Birgit Trennt aus Reinbek bei Hamburg klagt seit fast 14 Jahren auf angemessene Bezahlung. Jetzt bekam sie eine Entschädigung. © Stefan Korte

In der Rubrik „Mutmacher“ stellen wir Menschen vor, die Rechte von Verbrauchern stärken. Diesmal: Birgit Trennt will eine Gehalts­kürzung stoppen und wird entschädigt.

Wie viel Geld Birgit Trennt im Jahr 2007 verdient hat, weiß sie immer noch nicht. Damals strich das Land Schleswig-Holstein der Grund­schul­lehrerin so wie allen Landes­beamten das Weihnachts­geld. Die Sonderzahlung, wie das Extrageld korrekt heißt, ist bei Beamten – anders als bei Angestellten – oft fester Bestand­teil der Besoldung, auf den sie ein Recht haben.

Recht auf faire Besoldung

Streiken dürfen Beamte wie Birgit Trennt nicht. Dafür gibt ihnen das Grund­gesetz ein Recht auf faire Bezahlung. Also legte die Pädagogin gemein­sam mit vielen Kolleginnen und Kollegen Wider­spruch ein und klagte schließ­lich. Heute ist sie 73 Jahre alt, längst pensioniert und eine der wenigen, die im Kampf um den gerechten Lohn noch durch­hält. Denn ein Urteil ist auch fast 14 Jahre nach Klageerhebung nicht in Sicht.
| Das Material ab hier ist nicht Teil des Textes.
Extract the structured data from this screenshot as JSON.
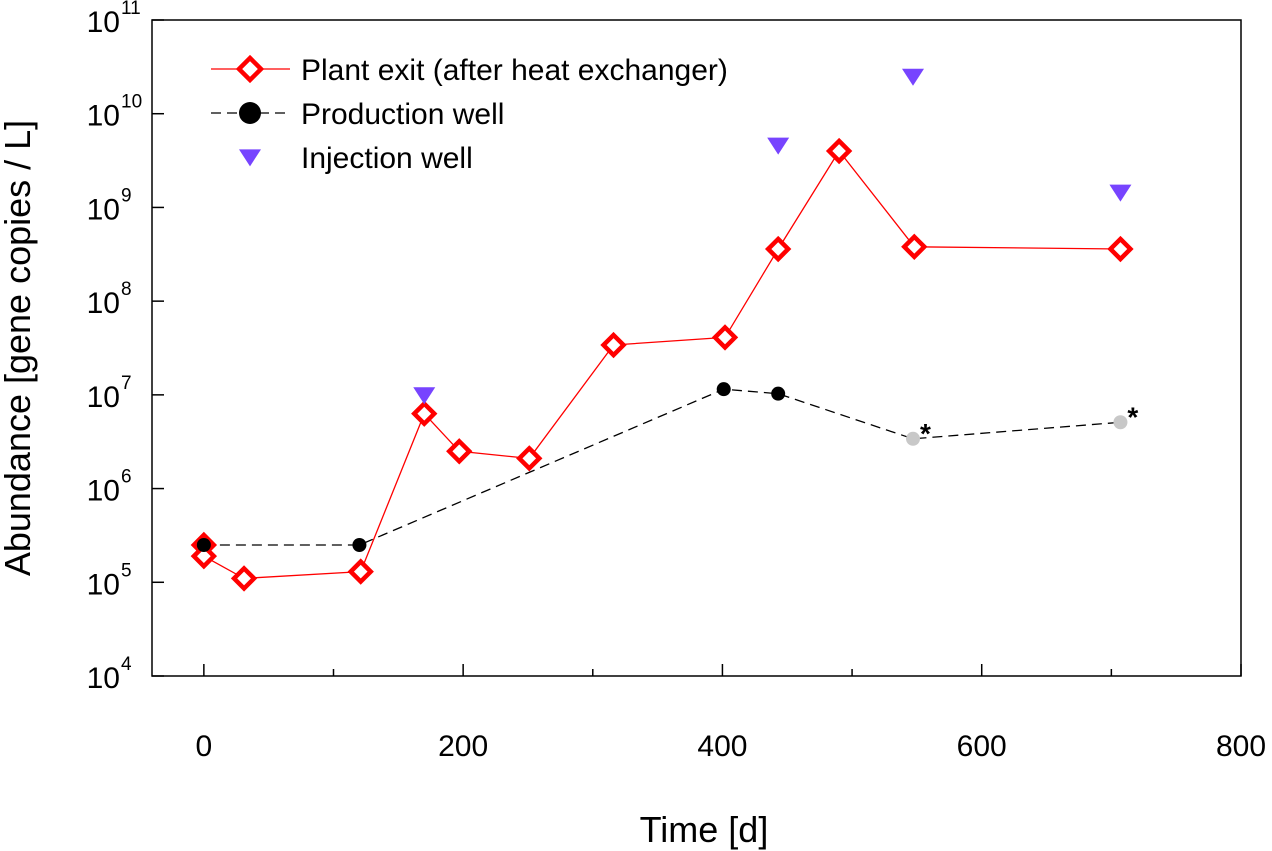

Empörung über Gehalts­kürzung

„Ich war damals so empört“, erinnert sich die Pensionärin an den Tag, an dem die Nach­richt kam, dass sich das Land ihr Weihnachts­geld spart. Von den rund 1 800 Euro hatte die allein­erziehende Mutter bis dahin immer die zum Jahres­wechsel fälligen Versicherungs­beiträge für sich und ihre beiden Söhne bezahlt.

Mehr für Politiker, weniger für Beamte

Birgit Trennt schrieb an Ralf Stegner. Der linke Sozialdemokrat war damals Innen­minister in Kiel. Es kann doch nicht sein, dass das Land kleinen Beamten die Bezüge kürze, während sich die Land­tags­abge­ordneten gleich­zeitig die Diäten erhöhten, argumentiert sie. Stegner antwortete nicht. Immerhin: Einer seiner Beamten rief an. „Er habe Verständnis“, beruhigte er. Kaufen kann sie sich dafür nichts.

Klage gegen das Land

Dank Rechts­schutz­versicherung kann sich Birgit Trennt die Klage gegen das Land Schleswig-Holstein leisten. Sie weiß: Die Rechts­lage ist kompliziert. Damals wusste niemand, was „amtsan­gemessene Besoldung“ genau bedeutet. Das Bundes­verfassungs­gericht beschließt später: Die Besoldung etlicher Beamter in Hessen und Hamburg ist zu gering und verstößt gegen die Verfassung. Zur Besoldung in Schleswig-Holstein gibt es bislang noch keine Entscheidung.

Die Kriterien des Bundes­verfassungs­gerichts

Fünf Kriterien haben die Richter in Karls­ruhe entwickelt: Der Beamtensold soll nicht hinter den Tarifen für Angestellte im öffent­lichen Dienst zurück­bleiben und sich am Durch­schnitt aller Gehälter sowie dem Verbraucher­preis­index orientieren. Er soll die Verhält­nisse im Besoldungs­gefüge des jeweiligen Landes wahren und schließ­lich im Verhältnis zu den Beamtenbezügen bleiben, die Bund und andere Länder zahlen. Bleibt die Besoldung hinter mindestens drei der fünf Kriterien zurück, sei sie stets verfassungs­widrig. Ansonsten sollen Gerichte eine Gesamt­abwägung vornehmen.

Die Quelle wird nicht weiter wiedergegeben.